Yesterday, we learned that Michigan has more than half a million kids in families whose incomes are below the poverty level. Half a million. That’s according to reliable figures provided by the non-partisan, non-profit Michigan League for Human Services.
Every year, they bring us something called the Kids Count Data Book, a demographic survey of children’s well-being, funded by the reputable Annie E. Casey Foundation.
This year’s study shows that almost one in four Michigan kids is poverty-stricken. That’s as of two years ago, and the situation probably worsened last year. That’s more significant than it seems: Poverty-stricken children all too often grow up to be poor, unemployed and sometimes unemployable adults. They seldom get the education they need to be successful in the modern economy.
Additionally, kids who live under economic stress also tend to have more health problems, according to Jane Zehnder-Merrell, the director of the Kids Count in Michigan project.
That should bother you even if you have a heart of stone, because society is going to end up paying a tremendous economic as well as human cost as a result. We won’t see the full effect of the recession on our children for years.

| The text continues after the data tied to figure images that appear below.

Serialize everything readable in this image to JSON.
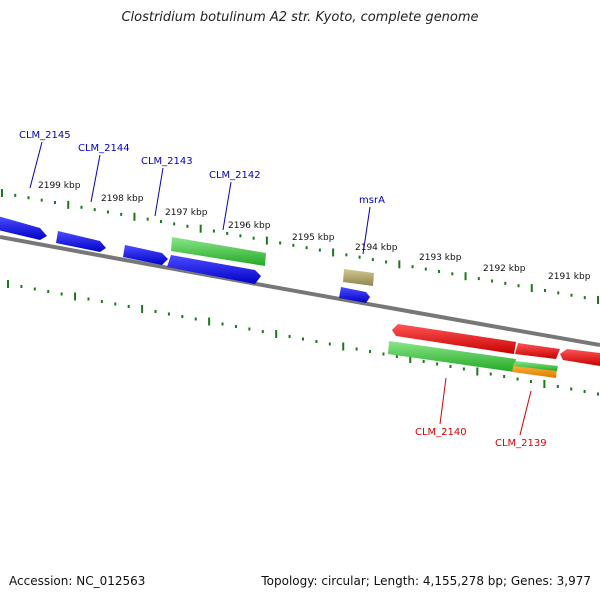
{
  "title": "Clostridium botulinum A2 str. Kyoto, complete genome",
  "accession": "Accession: NC_012563",
  "summary": "Topology: circular; Length: 4,155,278 bp; Genes: 3,977",
  "colors": {
    "backbone": "#808080",
    "ruler": "#1a7a1a",
    "cds_top": "#0000ee",
    "gene_green": "#3cc43c",
    "misc": "#b3a86a",
    "cds_bottom": "#e60000",
    "orange": "#ff9900",
    "label_top": "#0000cc",
    "label_bottom": "#dd0000"
  },
  "ticks": [
    "2199 kbp",
    "2198 kbp",
    "2197 kbp",
    "2196 kbp",
    "2195 kbp",
    "2194 kbp",
    "2193 kbp",
    "2192 kbp",
    "2191 kbp"
  ],
  "genes_top": [
    "CLM_2145",
    "CLM_2144",
    "CLM_2143",
    "CLM_2142",
    "msrA"
  ],
  "genes_bottom": [
    "CLM_2140",
    "CLM_2139"
  ]
}
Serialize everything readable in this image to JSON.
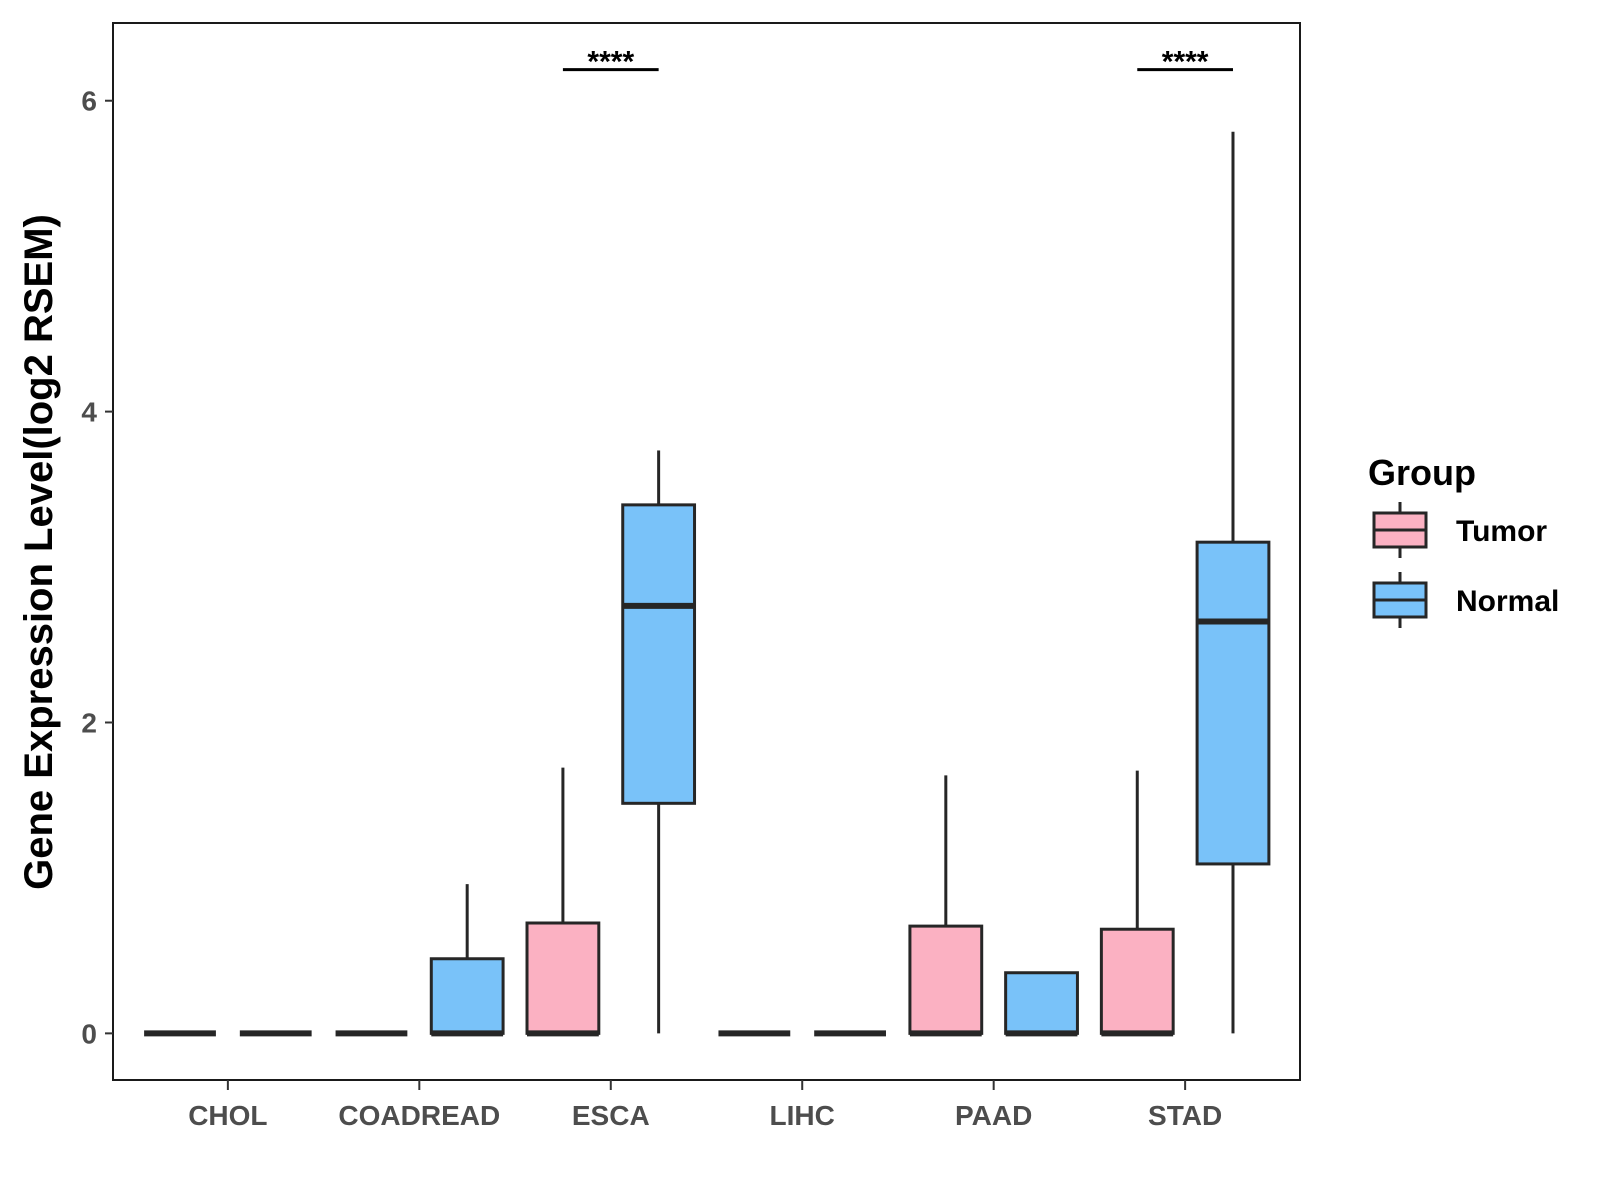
{
  "chart_data": {
    "type": "boxplot",
    "ylabel": "Gene Expression Level(log2 RSEM)",
    "xlabel": "",
    "ylim": [
      -0.3,
      6.5
    ],
    "yticks": [
      0,
      2,
      4,
      6
    ],
    "ytick_labels": [
      "0",
      "2",
      "4",
      "6"
    ],
    "categories": [
      "CHOL",
      "COADREAD",
      "ESCA",
      "LIHC",
      "PAAD",
      "STAD"
    ],
    "legend": {
      "title": "Group",
      "position": "right",
      "entries": [
        {
          "name": "Tumor",
          "color": "#fbb1c2"
        },
        {
          "name": "Normal",
          "color": "#79c2f9"
        }
      ]
    },
    "series": [
      {
        "name": "Tumor",
        "color": "#fbb1c2",
        "boxes": [
          {
            "category": "CHOL",
            "min": 0,
            "q1": 0,
            "median": 0,
            "q3": 0,
            "max": 0
          },
          {
            "category": "COADREAD",
            "min": 0,
            "q1": 0,
            "median": 0,
            "q3": 0,
            "max": 0
          },
          {
            "category": "ESCA",
            "min": 0,
            "q1": 0,
            "median": 0,
            "q3": 0.71,
            "max": 1.71
          },
          {
            "category": "LIHC",
            "min": 0,
            "q1": 0,
            "median": 0,
            "q3": 0,
            "max": 0
          },
          {
            "category": "PAAD",
            "min": 0,
            "q1": 0,
            "median": 0,
            "q3": 0.69,
            "max": 1.66
          },
          {
            "category": "STAD",
            "min": 0,
            "q1": 0,
            "median": 0,
            "q3": 0.67,
            "max": 1.69
          }
        ]
      },
      {
        "name": "Normal",
        "color": "#79c2f9",
        "boxes": [
          {
            "category": "CHOL",
            "min": 0,
            "q1": 0,
            "median": 0,
            "q3": 0,
            "max": 0
          },
          {
            "category": "COADREAD",
            "min": 0,
            "q1": 0,
            "median": 0,
            "q3": 0.48,
            "max": 0.96
          },
          {
            "category": "ESCA",
            "min": 0,
            "q1": 1.48,
            "median": 2.75,
            "q3": 3.4,
            "max": 3.75
          },
          {
            "category": "LIHC",
            "min": 0,
            "q1": 0,
            "median": 0,
            "q3": 0,
            "max": 0
          },
          {
            "category": "PAAD",
            "min": 0,
            "q1": 0,
            "median": 0,
            "q3": 0.39,
            "max": 0.39
          },
          {
            "category": "STAD",
            "min": 0,
            "q1": 1.09,
            "median": 2.65,
            "q3": 3.16,
            "max": 5.8
          }
        ]
      }
    ],
    "significance": [
      {
        "category": "ESCA",
        "label": "****",
        "y": 6.2
      },
      {
        "category": "STAD",
        "label": "****",
        "y": 6.2
      }
    ]
  }
}
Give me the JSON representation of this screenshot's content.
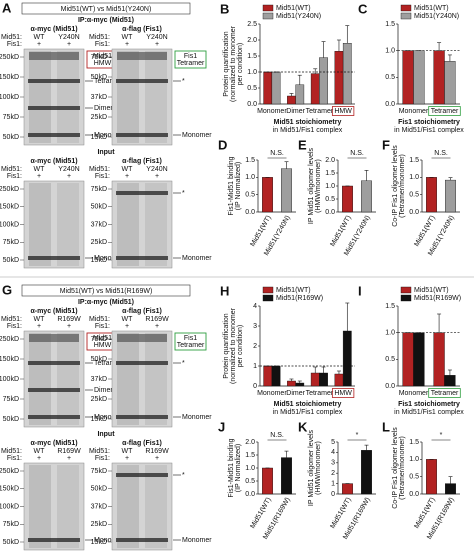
{
  "blot_panels": [
    {
      "letter": "A",
      "header": "Mid51(WT) vs Mid51(Y240N)",
      "ip_label": "IP:α-myc (Mid51)",
      "input_label": "Input",
      "blots": [
        {
          "title": "α-myc (Mid51)",
          "rows": [
            [
              "Mid51:",
              "WT",
              "Y240N"
            ],
            [
              "Fis1:",
              "+",
              "+"
            ]
          ],
          "markers": [
            "250kD",
            "150kD",
            "100kD",
            "75kD",
            "50kD"
          ],
          "boxed": [
            "Mid51",
            "HMW"
          ],
          "boxed_color": "#b22222",
          "annotations": [
            "Tetramer",
            "Dimer",
            "Monomer"
          ]
        },
        {
          "title": "α-flag (Fis1)",
          "rows": [
            [
              "Mid51:",
              "WT",
              "Y240N"
            ],
            [
              "Fis1:",
              "+",
              "+"
            ]
          ],
          "markers": [
            "75kD",
            "50kD",
            "37kD",
            "25kD",
            "15kD"
          ],
          "boxed": [
            "Fis1",
            "Tetramer"
          ],
          "boxed_color": "#2e9e3e",
          "annotations": [
            "*",
            "Monomer"
          ]
        },
        {
          "title": "α-myc (Mid51)",
          "rows": [
            [
              "Mid51:",
              "WT",
              "Y240N"
            ],
            [
              "Fis1:",
              "+",
              "+"
            ]
          ],
          "markers": [
            "250kD",
            "150kD",
            "100kD",
            "75kD",
            "50kD"
          ],
          "annotations": [
            "Monomer"
          ]
        },
        {
          "title": "α-flag (Fis1)",
          "rows": [
            [
              "Mid51:",
              "WT",
              "Y240N"
            ],
            [
              "Fis1:",
              "+",
              "+"
            ]
          ],
          "markers": [
            "75kD",
            "50kD",
            "37kD",
            "25kD",
            "15kD"
          ],
          "annotations": [
            "*",
            "Monomer"
          ]
        }
      ]
    },
    {
      "letter": "G",
      "header": "Mid51(WT) vs Mid51(R169W)",
      "ip_label": "IP:α-myc (Mid51)",
      "input_label": "Input",
      "blots": [
        {
          "title": "α-myc (Mid51)",
          "rows": [
            [
              "Mid51:",
              "WT",
              "R169W"
            ],
            [
              "Fis1:",
              "+",
              "+"
            ]
          ],
          "markers": [
            "250kD",
            "150kD",
            "100kD",
            "75kD",
            "50kD"
          ],
          "boxed": [
            "Mid51",
            "HMW"
          ],
          "boxed_color": "#b22222",
          "annotations": [
            "Tetramer",
            "Dimer",
            "Monomer"
          ]
        },
        {
          "title": "α-flag (Fis1)",
          "rows": [
            [
              "Mid51:",
              "WT",
              "R169W"
            ],
            [
              "Fis1:",
              "+",
              "+"
            ]
          ],
          "markers": [
            "75kD",
            "50kD",
            "37kD",
            "25kD",
            "15kD"
          ],
          "boxed": [
            "Fis1",
            "Tetramer"
          ],
          "boxed_color": "#2e9e3e",
          "annotations": [
            "*",
            "Monomer"
          ]
        },
        {
          "title": "α-myc (Mid51)",
          "rows": [
            [
              "Mid51:",
              "WT",
              "R169W"
            ],
            [
              "Fis1:",
              "+",
              "+"
            ]
          ],
          "markers": [
            "250kD",
            "150kD",
            "100kD",
            "75kD",
            "50kD"
          ],
          "annotations": [
            "Monomer"
          ]
        },
        {
          "title": "α-flag (Fis1)",
          "rows": [
            [
              "Mid51:",
              "WT",
              "R169W"
            ],
            [
              "Fis1:",
              "+",
              "+"
            ]
          ],
          "markers": [
            "75kD",
            "50kD",
            "37kD",
            "25kD",
            "15kD"
          ],
          "annotations": [
            "*",
            "Monomer"
          ]
        }
      ]
    }
  ],
  "chart_data": [
    {
      "type": "bar",
      "letter": "B",
      "ylabel": [
        "Protein quantification",
        "(normalized to monomer",
        "per condition)"
      ],
      "title": "Mid51 stoichiometry",
      "subtitle": "in Mid51/Fis1 complex",
      "categories": [
        "Monomer",
        "Dimer",
        "Tetramer",
        "HMW"
      ],
      "series": [
        {
          "name": "Mid51(WT)",
          "color": "#b22222",
          "values": [
            1,
            0.25,
            0.95,
            1.65
          ],
          "errors": [
            0,
            0.08,
            0.15,
            0.35
          ]
        },
        {
          "name": "Mid51(Y240N)",
          "color": "#9e9e9e",
          "values": [
            1,
            0.6,
            1.45,
            1.9
          ],
          "errors": [
            0,
            0.3,
            0.5,
            0.55
          ]
        }
      ],
      "ylim": [
        0,
        2.5
      ],
      "yticks": [
        {
          "value": 0,
          "label": "0.0"
        },
        {
          "value": 0.5,
          "label": "0.5"
        },
        {
          "value": 1,
          "label": "1.0"
        },
        {
          "value": 1.5,
          "label": "1.5"
        },
        {
          "value": 2,
          "label": "2.0"
        },
        {
          "value": 2.5,
          "label": "2.5"
        }
      ],
      "hline": 1,
      "legend": true,
      "highlight": {
        "index": 3,
        "color": "#b22222"
      }
    },
    {
      "type": "bar",
      "letter": "C",
      "title": "Fis1 stoichiometry",
      "subtitle": "in Mid51/Fis1 complex",
      "categories": [
        "Monomer",
        "Tetramer"
      ],
      "series": [
        {
          "name": "Mid51(WT)",
          "color": "#b22222",
          "values": [
            1,
            1
          ],
          "errors": [
            0,
            0.15
          ]
        },
        {
          "name": "Mid51(Y240N)",
          "color": "#9e9e9e",
          "values": [
            1,
            0.8
          ],
          "errors": [
            0,
            0.12
          ]
        }
      ],
      "ylim": [
        0,
        1.5
      ],
      "yticks": [
        {
          "value": 0,
          "label": "0.0"
        },
        {
          "value": 0.5,
          "label": "0.5"
        },
        {
          "value": 1,
          "label": "1.0"
        },
        {
          "value": 1.5,
          "label": "1.5"
        }
      ],
      "hline": 1,
      "legend": true,
      "highlight": {
        "index": 1,
        "color": "#2e9e3e"
      }
    },
    {
      "type": "bar",
      "letter": "D",
      "ylabel": [
        "Fis1-Mid51 binding",
        "(IP Normalized)"
      ],
      "categories": [
        "Mid51(WT)",
        "Mid51(Y240N)"
      ],
      "values": [
        1,
        1.25
      ],
      "errors": [
        0,
        0.2
      ],
      "colors": [
        "#b22222",
        "#9e9e9e"
      ],
      "ylim": [
        0,
        1.5
      ],
      "yticks": [
        {
          "value": 0,
          "label": "0.0"
        },
        {
          "value": 0.5,
          "label": "0.5"
        },
        {
          "value": 1,
          "label": "1.0"
        },
        {
          "value": 1.5,
          "label": "1.5"
        }
      ],
      "annotation": "N.S."
    },
    {
      "type": "bar",
      "letter": "E",
      "ylabel": [
        "IP Mid51 oligomer levels",
        "(HMW/monomer)"
      ],
      "categories": [
        "Mid51(WT)",
        "Mid51(Y240N)"
      ],
      "values": [
        1,
        1.2
      ],
      "errors": [
        0,
        0.4
      ],
      "colors": [
        "#b22222",
        "#9e9e9e"
      ],
      "ylim": [
        0,
        2
      ],
      "yticks": [
        {
          "value": 0,
          "label": "0.0"
        },
        {
          "value": 0.5,
          "label": "0.5"
        },
        {
          "value": 1,
          "label": "1.0"
        },
        {
          "value": 1.5,
          "label": "1.5"
        },
        {
          "value": 2,
          "label": "2.0"
        }
      ],
      "annotation": "N.S."
    },
    {
      "type": "bar",
      "letter": "F",
      "ylabel": [
        "Co-IP Fis1 oligomer levels",
        "(Tetramer/monomer)"
      ],
      "categories": [
        "Mid51(WT)",
        "Mid51(Y240N)"
      ],
      "values": [
        1,
        0.92
      ],
      "errors": [
        0,
        0.07
      ],
      "colors": [
        "#b22222",
        "#9e9e9e"
      ],
      "ylim": [
        0,
        1.5
      ],
      "yticks": [
        {
          "value": 0,
          "label": "0.0"
        },
        {
          "value": 0.5,
          "label": "0.5"
        },
        {
          "value": 1,
          "label": "1.0"
        },
        {
          "value": 1.5,
          "label": "1.5"
        }
      ],
      "annotation": "N.S."
    },
    {
      "type": "bar",
      "letter": "H",
      "ylabel": [
        "Protein quantification",
        "(normalized to monomer",
        "per condition)"
      ],
      "title": "Mid51 stoichiometry",
      "subtitle": "in Mid51/Fis1 complex",
      "categories": [
        "Monomer",
        "Dimer",
        "Tetramer",
        "HMW"
      ],
      "series": [
        {
          "name": "Mid51(WT)",
          "color": "#b22222",
          "values": [
            1,
            0.25,
            0.65,
            0.6
          ],
          "errors": [
            0,
            0.1,
            0.3,
            0.15
          ]
        },
        {
          "name": "Mid51(R169W)",
          "color": "#111111",
          "values": [
            1,
            0.15,
            0.65,
            2.75
          ],
          "errors": [
            0,
            0.1,
            0.3,
            1.4
          ]
        }
      ],
      "ylim": [
        0,
        4
      ],
      "yticks": [
        0,
        1,
        2,
        3,
        4
      ],
      "hline": 1,
      "legend": true,
      "highlight": {
        "index": 3,
        "color": "#b22222"
      }
    },
    {
      "type": "bar",
      "letter": "I",
      "title": "Fis1 stoichiometry",
      "subtitle": "in Mid51/Fis1 complex",
      "categories": [
        "Monomer",
        "Tetramer"
      ],
      "series": [
        {
          "name": "Mid51(WT)",
          "color": "#b22222",
          "values": [
            1,
            1
          ],
          "errors": [
            0,
            0.35
          ]
        },
        {
          "name": "Mid51(R169W)",
          "color": "#111111",
          "values": [
            1,
            0.2
          ],
          "errors": [
            0,
            0.1
          ]
        }
      ],
      "ylim": [
        0,
        1.5
      ],
      "yticks": [
        {
          "value": 0,
          "label": "0.0"
        },
        {
          "value": 0.5,
          "label": "0.5"
        },
        {
          "value": 1,
          "label": "1.0"
        },
        {
          "value": 1.5,
          "label": "1.5"
        }
      ],
      "hline": 1,
      "legend": true,
      "highlight": {
        "index": 1,
        "color": "#2e9e3e"
      }
    },
    {
      "type": "bar",
      "letter": "J",
      "ylabel": [
        "Fis1-Mid51 binding",
        "(IP Normalized)"
      ],
      "categories": [
        "Mid51(WT)",
        "Mid51(R169W)"
      ],
      "values": [
        1,
        1.4
      ],
      "errors": [
        0,
        0.25
      ],
      "colors": [
        "#b22222",
        "#111111"
      ],
      "ylim": [
        0,
        2
      ],
      "yticks": [
        {
          "value": 0,
          "label": "0.0"
        },
        {
          "value": 0.5,
          "label": "0.5"
        },
        {
          "value": 1,
          "label": "1.0"
        },
        {
          "value": 1.5,
          "label": "1.5"
        },
        {
          "value": 2,
          "label": "2.0"
        }
      ],
      "annotation": "N.S."
    },
    {
      "type": "bar",
      "letter": "K",
      "ylabel": [
        "IP Mid51 oligomer levels",
        "(HMW/monomer)"
      ],
      "categories": [
        "Mid51(WT)",
        "Mid51(R169W)"
      ],
      "values": [
        1,
        4.2
      ],
      "errors": [
        0,
        0.5
      ],
      "colors": [
        "#b22222",
        "#111111"
      ],
      "ylim": [
        0,
        5
      ],
      "yticks": [
        0,
        1,
        2,
        3,
        4,
        5
      ],
      "annotation": "*"
    },
    {
      "type": "bar",
      "letter": "L",
      "ylabel": [
        "Co-IP Fis1 oligomer levels",
        "(Tetramer/monomer)"
      ],
      "categories": [
        "Mid51(WT)",
        "Mid51(R169W)"
      ],
      "values": [
        1,
        0.3
      ],
      "errors": [
        0,
        0.2
      ],
      "colors": [
        "#b22222",
        "#111111"
      ],
      "ylim": [
        0,
        1.5
      ],
      "yticks": [
        {
          "value": 0,
          "label": "0.0"
        },
        {
          "value": 0.5,
          "label": "0.5"
        },
        {
          "value": 1,
          "label": "1.0"
        },
        {
          "value": 1.5,
          "label": "1.5"
        }
      ],
      "annotation": "*"
    }
  ]
}
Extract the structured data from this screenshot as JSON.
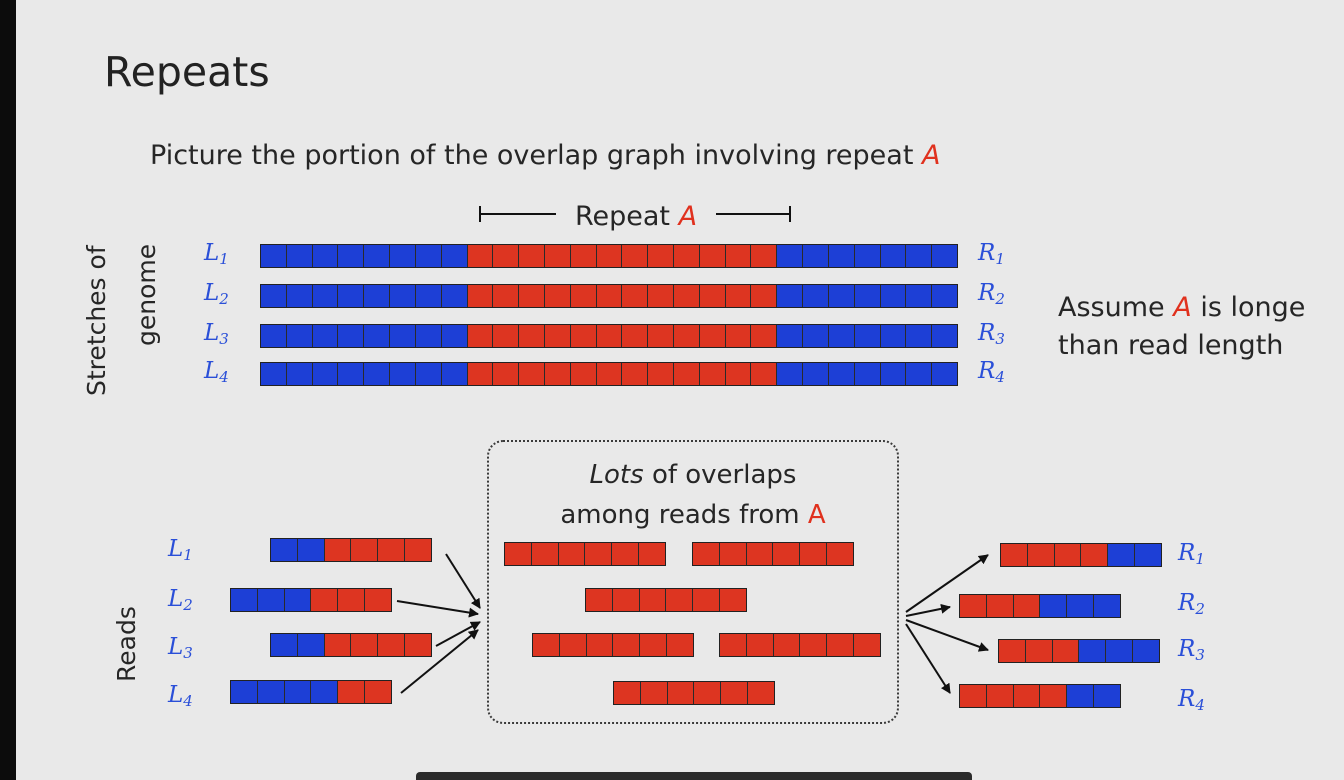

And, there are things we could do to cushion the blow. Unfortunately, according to the experts, we seem to be choosing policies guaranteed to do exactly the opposite. Michigan, by the way, isn’t the worst state in the nation when it comes to child poverty, though we are worse than most.
We’ve fallen a few notches to thirtieth out of fifty states. But while child poverty went up nationally by 18 percent since two thousand, it increased in Michigan by a staggering 64 percent.